A distribuição da doença no Brasil é desigual e reflete diretamente as condições socioeconômicas de cada localidade. A região Norte detém o maior índice de incidência proporcional. O estado do Amazonas historicamente lidera o ranking, com taxas que chegam a dobrar a média nacional devido a fatores geográficos e de acesso à saúde.
Já a região Sudeste concentra a maior quantidade de doentes. O Rio de Janeiro apresenta uma situação crítica em suas regiões metropolitanas, onde a alta densidade demográfica em comunidades facilita a propagação do bacilo de Koch.
No Vale do Paraíba, no interior de São Paulo, inúmeros hospitais foram instalados para tratar tuberculose. A cidade de Campos do Jordão, já foi considerada um local de clima ideal para tratar doentes.
Quais são os sintomas da tuberculose?
A tuberculose é uma doença infecciosa que afeta principalmente os pulmões, mas pode atingir outros órgãos.
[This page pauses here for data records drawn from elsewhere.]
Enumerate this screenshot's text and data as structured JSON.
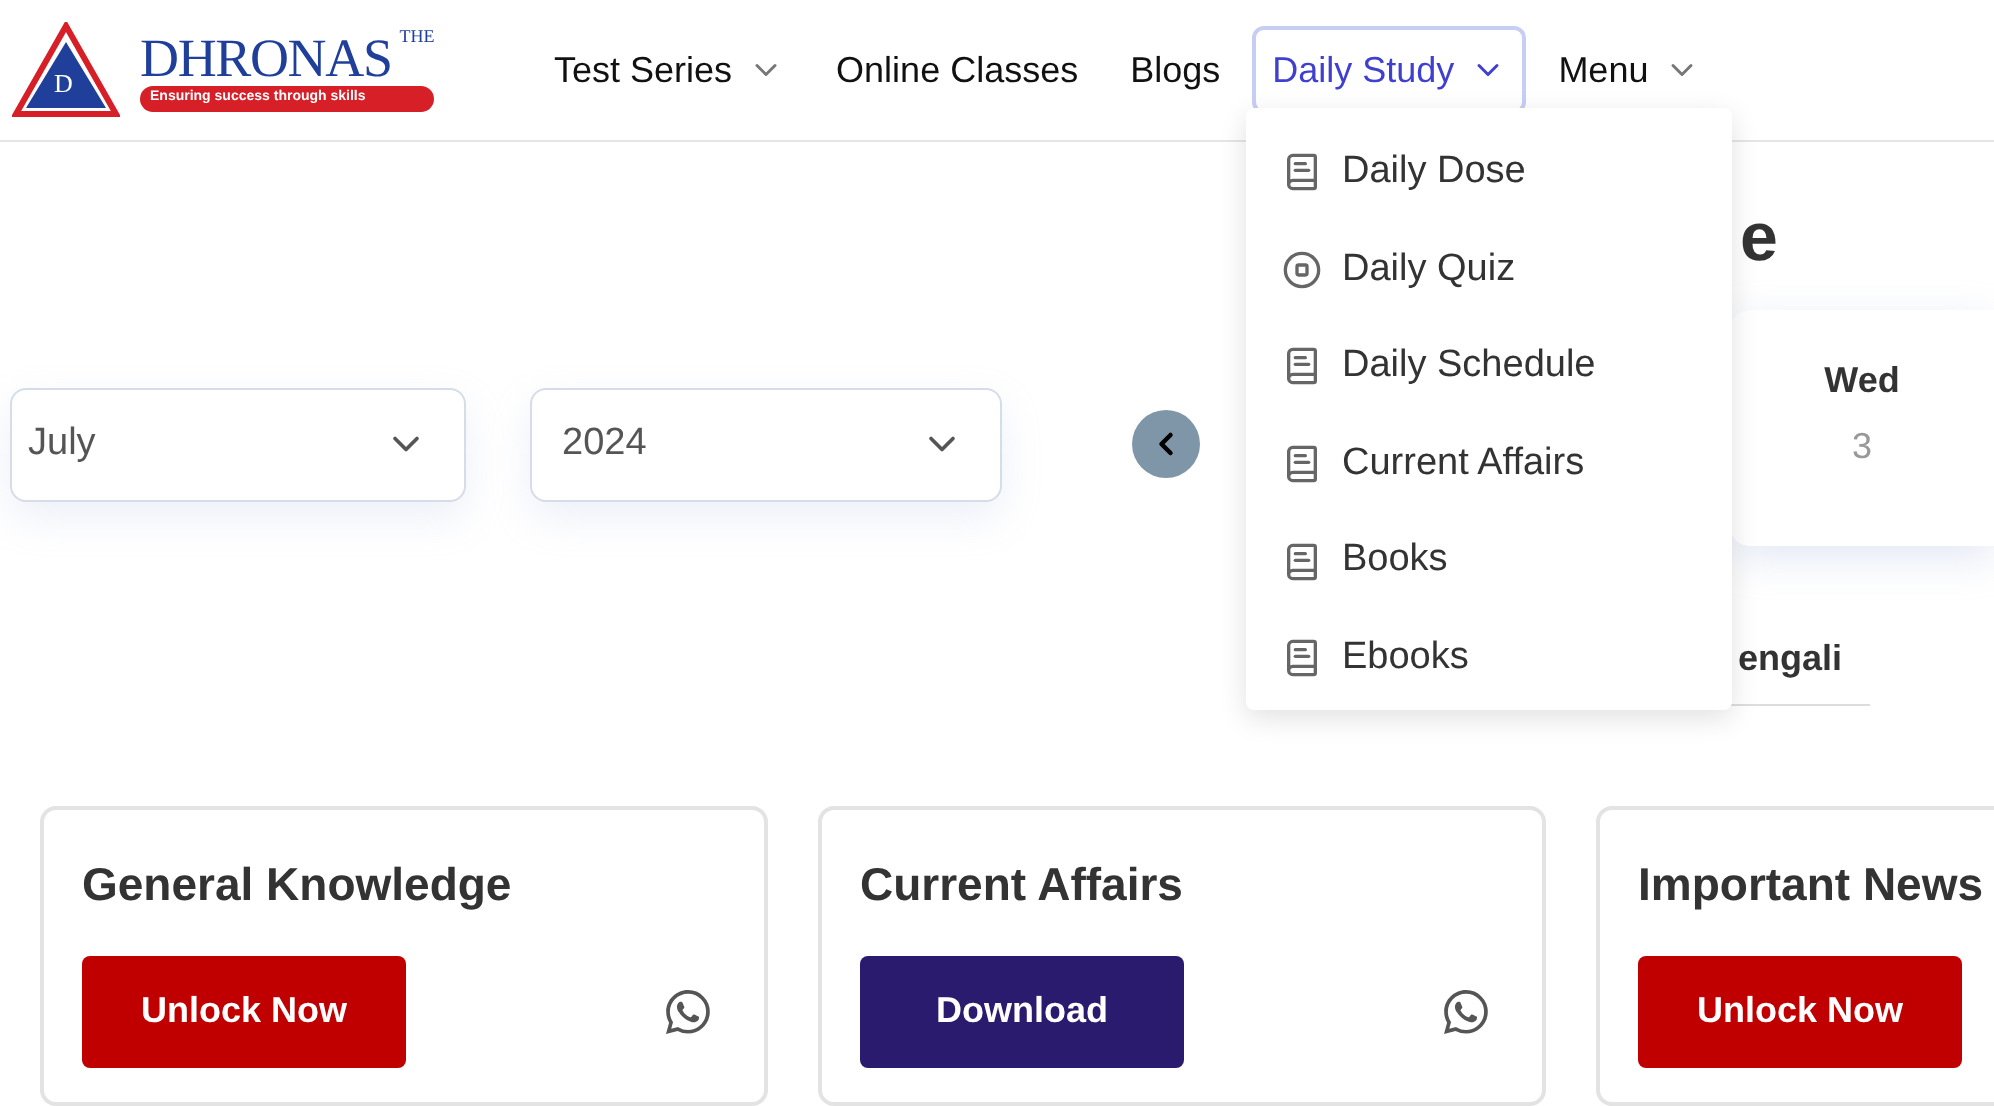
{
  "logo": {
    "mark": "D",
    "small": "THE",
    "name": "DHRONAS",
    "tagline": "Ensuring success through skills"
  },
  "nav": [
    {
      "label": "Test Series",
      "has_menu": true,
      "selected": false
    },
    {
      "label": "Online Classes",
      "has_menu": false,
      "selected": false
    },
    {
      "label": "Blogs",
      "has_menu": false,
      "selected": false
    },
    {
      "label": "Daily Study",
      "has_menu": true,
      "selected": true
    },
    {
      "label": "Menu",
      "has_menu": true,
      "selected": false
    }
  ],
  "dropdown": [
    {
      "label": "Daily Dose",
      "kind": "book"
    },
    {
      "label": "Daily Quiz",
      "kind": "quiz"
    },
    {
      "label": "Daily Schedule",
      "kind": "book"
    },
    {
      "label": "Current Affairs",
      "kind": "book"
    },
    {
      "label": "Books",
      "kind": "book"
    },
    {
      "label": "Ebooks",
      "kind": "book"
    }
  ],
  "heading": "e",
  "month_select": {
    "value": "July"
  },
  "year_select": {
    "value": "2024"
  },
  "calendar": {
    "day": "Wed",
    "date": "3"
  },
  "language_tab": {
    "label": "engali"
  },
  "cards": [
    {
      "title": "General Knowledge",
      "button": "Unlock Now",
      "kind": "unlock"
    },
    {
      "title": "Current Affairs",
      "button": "Download",
      "kind": "download"
    },
    {
      "title": "Important News",
      "button": "Unlock Now",
      "kind": "unlock"
    }
  ]
}
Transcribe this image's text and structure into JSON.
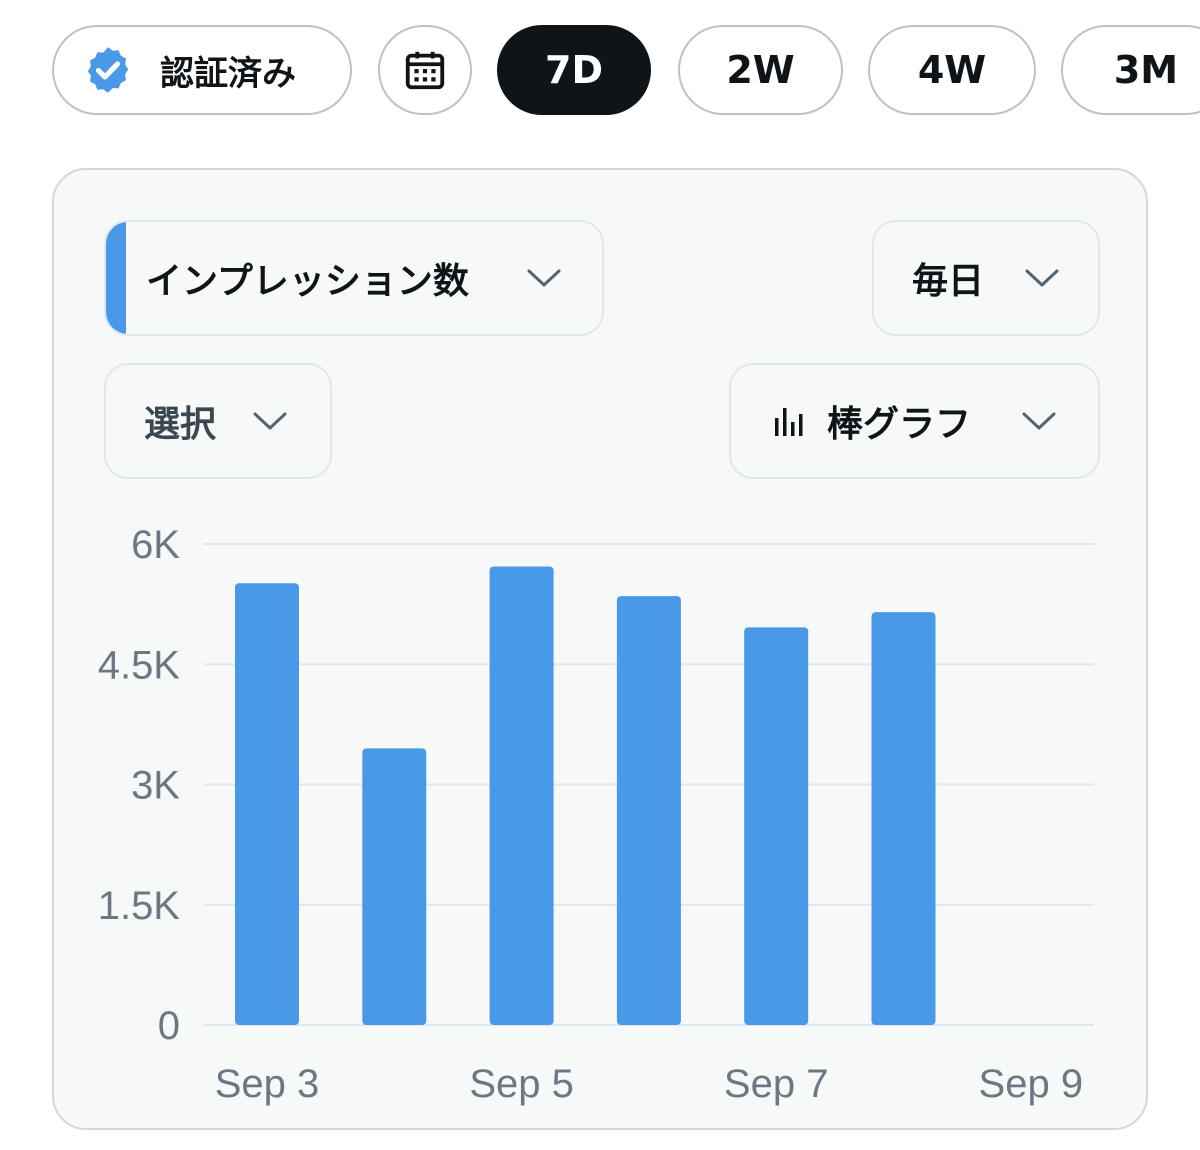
{
  "toolbar": {
    "verified_label": "認証済み",
    "ranges": [
      "7D",
      "2W",
      "4W",
      "3M"
    ],
    "active_range": "7D"
  },
  "controls": {
    "metric": "インプレッション数",
    "period": "毎日",
    "select": "選択",
    "chart_type": "棒グラフ"
  },
  "icons": {
    "verified": "verified-badge-icon",
    "calendar": "calendar-icon",
    "chevron": "chevron-down-icon",
    "bar_chart": "bar-chart-icon"
  },
  "colors": {
    "accent": "#4a99e9",
    "active_pill": "#0f1419",
    "card_bg": "#f7f9f9"
  },
  "chart_data": {
    "type": "bar",
    "categories": [
      "Sep 3",
      "Sep 4",
      "Sep 5",
      "Sep 6",
      "Sep 7",
      "Sep 8",
      "Sep 9"
    ],
    "values": [
      5510,
      3450,
      5720,
      5350,
      4960,
      5150,
      null
    ],
    "x_tick_labels": [
      "Sep 3",
      "Sep 5",
      "Sep 7",
      "Sep 9"
    ],
    "y_ticks": [
      0,
      1500,
      3000,
      4500,
      6000
    ],
    "y_tick_labels": [
      "0",
      "1.5K",
      "3K",
      "4.5K",
      "6K"
    ],
    "ylim": [
      0,
      6000
    ],
    "grid": true,
    "color": "#4a99e9"
  }
}
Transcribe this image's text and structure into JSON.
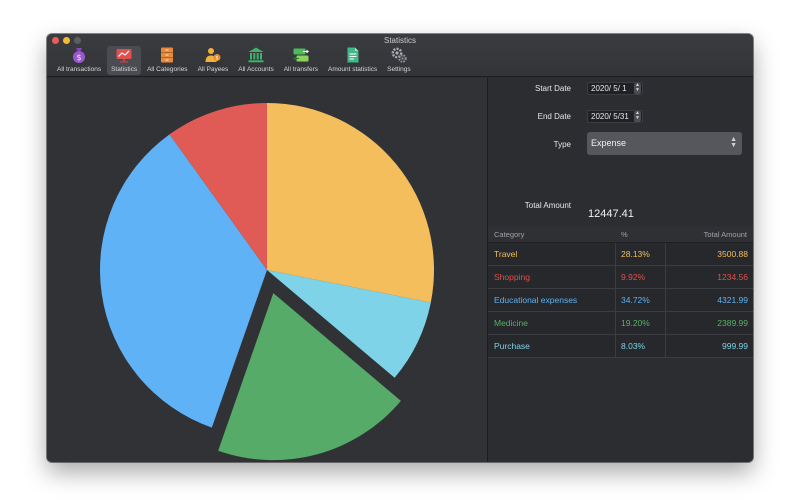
{
  "window": {
    "title": "Statistics"
  },
  "toolbar": {
    "items": [
      {
        "label": "All transactions",
        "icon": "money-bag-icon",
        "color": "#9b59d0",
        "active": false
      },
      {
        "label": "Statistics",
        "icon": "chart-icon",
        "color": "#e0504c",
        "active": true
      },
      {
        "label": "All Categories",
        "icon": "cabinet-icon",
        "color": "#e88a3c",
        "active": false
      },
      {
        "label": "All Payees",
        "icon": "people-icon",
        "color": "#f1b23d",
        "active": false
      },
      {
        "label": "All Accounts",
        "icon": "bank-icon",
        "color": "#3fb26b",
        "active": false
      },
      {
        "label": "All transfers",
        "icon": "transfer-icon",
        "color": "#4dbb5a",
        "active": false
      },
      {
        "label": "Amount statistics",
        "icon": "document-icon",
        "color": "#3fb98a",
        "active": false
      },
      {
        "label": "Settings",
        "icon": "gears-icon",
        "color": "#9aa0a6",
        "active": false
      }
    ]
  },
  "form": {
    "start_date_label": "Start Date",
    "start_date_value": "2020/ 5/ 1",
    "end_date_label": "End Date",
    "end_date_value": "2020/ 5/31",
    "type_label": "Type",
    "type_value": "Expense",
    "total_label": "Total Amount",
    "total_value": "12447.41"
  },
  "table": {
    "headers": {
      "category": "Category",
      "percent": "%",
      "amount": "Total Amount"
    },
    "rows": [
      {
        "category": "Travel",
        "percent": "28.13%",
        "amount": "3500.88",
        "color": "#f5be5c"
      },
      {
        "category": "Shopping",
        "percent": "9.92%",
        "amount": "1234.56",
        "color": "#e0504c"
      },
      {
        "category": "Educational expenses",
        "percent": "34.72%",
        "amount": "4321.99",
        "color": "#5fb2f5"
      },
      {
        "category": "Medicine",
        "percent": "19.20%",
        "amount": "2389.99",
        "color": "#5aaf6a"
      },
      {
        "category": "Purchase",
        "percent": "8.03%",
        "amount": "999.99",
        "color": "#7ed3e8"
      }
    ]
  },
  "chart_data": {
    "type": "pie",
    "start_angle_deg": 90,
    "direction": "clockwise",
    "exploded": "Medicine",
    "slices": [
      {
        "label": "Travel",
        "value": 3500.88,
        "percent": 28.13,
        "color": "#f5be5c"
      },
      {
        "label": "Purchase",
        "value": 999.99,
        "percent": 8.03,
        "color": "#7ed3e8"
      },
      {
        "label": "Medicine",
        "value": 2389.99,
        "percent": 19.2,
        "color": "#55ab67"
      },
      {
        "label": "Educational expenses",
        "value": 4321.99,
        "percent": 34.72,
        "color": "#5fb2f5"
      },
      {
        "label": "Shopping",
        "value": 1234.56,
        "percent": 9.92,
        "color": "#e05a56"
      }
    ]
  }
}
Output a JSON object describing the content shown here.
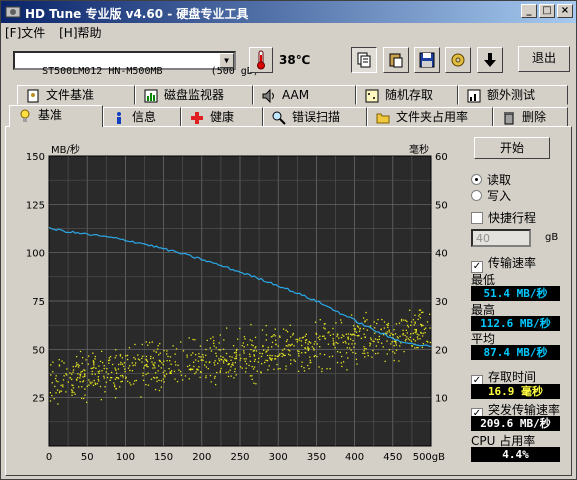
{
  "window": {
    "title": "HD Tune 专业版 v4.60 - 硬盘专业工具",
    "controls": {
      "minimize": "_",
      "maximize": "□",
      "close": "×"
    }
  },
  "menu": {
    "file": "[F]文件",
    "help": "[H]帮助"
  },
  "toolbar": {
    "drive": "ST500LM012 HN-M500MB        (500 gB)",
    "temperature": "38℃",
    "exit_label": "退出"
  },
  "tabs_top": [
    "文件基准",
    "磁盘监视器",
    "AAM",
    "随机存取",
    "额外测试"
  ],
  "tabs_bottom": [
    "基准",
    "信息",
    "健康",
    "错误扫描",
    "文件夹占用率",
    "删除"
  ],
  "chart_data": {
    "type": "scatter",
    "xlabel": "",
    "ylabel": "MB/秒",
    "y2label": "毫秒",
    "xlim": [
      0,
      500
    ],
    "ylim": [
      0,
      150
    ],
    "y2lim": [
      0,
      60
    ],
    "x_ticks": [
      "0",
      "50",
      "100",
      "150",
      "200",
      "250",
      "300",
      "350",
      "400",
      "450",
      "500gB"
    ],
    "y_ticks": [
      "150",
      "125",
      "100",
      "75",
      "50",
      "25"
    ],
    "y2_ticks": [
      "60",
      "50",
      "40",
      "30",
      "20",
      "10"
    ],
    "grid": true,
    "background": "#2a2a2a",
    "series": [
      {
        "kind": "line",
        "color": "#2aa8e8",
        "x": [
          0,
          25,
          50,
          75,
          100,
          125,
          150,
          175,
          200,
          225,
          250,
          275,
          300,
          325,
          350,
          375,
          400,
          425,
          450,
          475,
          500
        ],
        "y": [
          112.6,
          110.8,
          109.5,
          108.2,
          106.5,
          104.5,
          102.0,
          99.4,
          96.5,
          93.3,
          90.0,
          86.6,
          83.0,
          79.0,
          75.0,
          70.0,
          65.0,
          60.0,
          55.5,
          52.8,
          51.4
        ]
      },
      {
        "kind": "scatter",
        "color": "#e8e820",
        "axis": "right",
        "x": [
          0,
          500
        ],
        "y_center_start": 13.5,
        "y_center_end": 24.0,
        "y_spread": 5.5,
        "approx_points": 900
      }
    ]
  },
  "side": {
    "start_label": "开始",
    "read_label": "读取",
    "write_label": "写入",
    "quick_label": "快捷行程",
    "quick_value": "40",
    "quick_unit": "gB",
    "transfer_label": "传输速率",
    "min_label": "最低",
    "min_value": "51.4 MB/秒",
    "max_label": "最高",
    "max_value": "112.6 MB/秒",
    "avg_label": "平均",
    "avg_value": "87.4 MB/秒",
    "access_label": "存取时间",
    "access_value": "16.9 毫秒",
    "burst_label": "突发传输速率",
    "burst_value": "209.6 MB/秒",
    "cpu_label": "CPU 占用率",
    "cpu_value": "4.4%",
    "colors": {
      "accent_blue": "#00c8ff",
      "accent_yellow": "#ffff40"
    }
  }
}
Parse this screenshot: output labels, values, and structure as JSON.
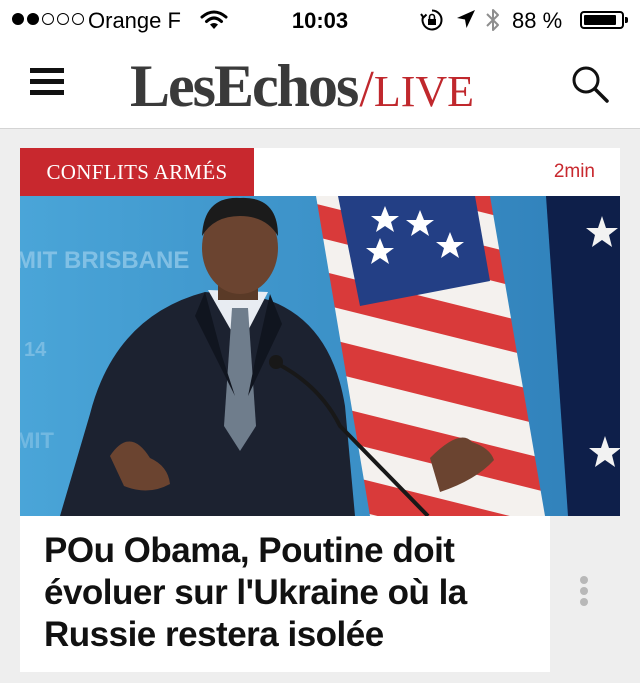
{
  "status_bar": {
    "signal_bars_filled": 2,
    "signal_bars_total": 5,
    "carrier": "Orange F",
    "time": "10:03",
    "battery_text": "88 %",
    "battery_level": 0.88
  },
  "header": {
    "logo_main": "LesEchos",
    "logo_slash": "/",
    "logo_live": "LIVE",
    "menu_icon": "hamburger-menu-icon",
    "search_icon": "search-icon",
    "brand_color": "#c0282d"
  },
  "article": {
    "category": "CONFLITS ARMÉS",
    "read_time": "2min",
    "headline_lines": [
      "POu Obama, Poutine doit",
      "évoluer sur l'Ukraine où la",
      "Russie restera isolée"
    ],
    "photo_backdrop_text": "MIT BRISBANE",
    "more_icon": "vertical-ellipsis-icon",
    "tag_color": "#c8282e"
  }
}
O principal sintoma é a tosse persistente por três semanas ou mais, acompanhada ou não de:
- Febre vespertina (no fim do dia);
- Suor noturno;
- Emagrecimento sem causa aparente;
- Cansaço excessivo.
O tratamento é 100% gratuito pelo Sistema Único de Saúde (SUS) e dura no mínimo seis meses. A interrupção do uso dos remédios é o principal perigo, pois pode gerar bactérias resistentes.
A prevenção começa logo ao nascer. A vacina BCG, aplicada ainda na maternidade, protege as crianças das formas mais graves da doença, como a tuberculose militar e a meningite tuberculosa. Manter a caderneta de vacinação em dia é o primeiro passo para o controle da enfermidade no longo prazo.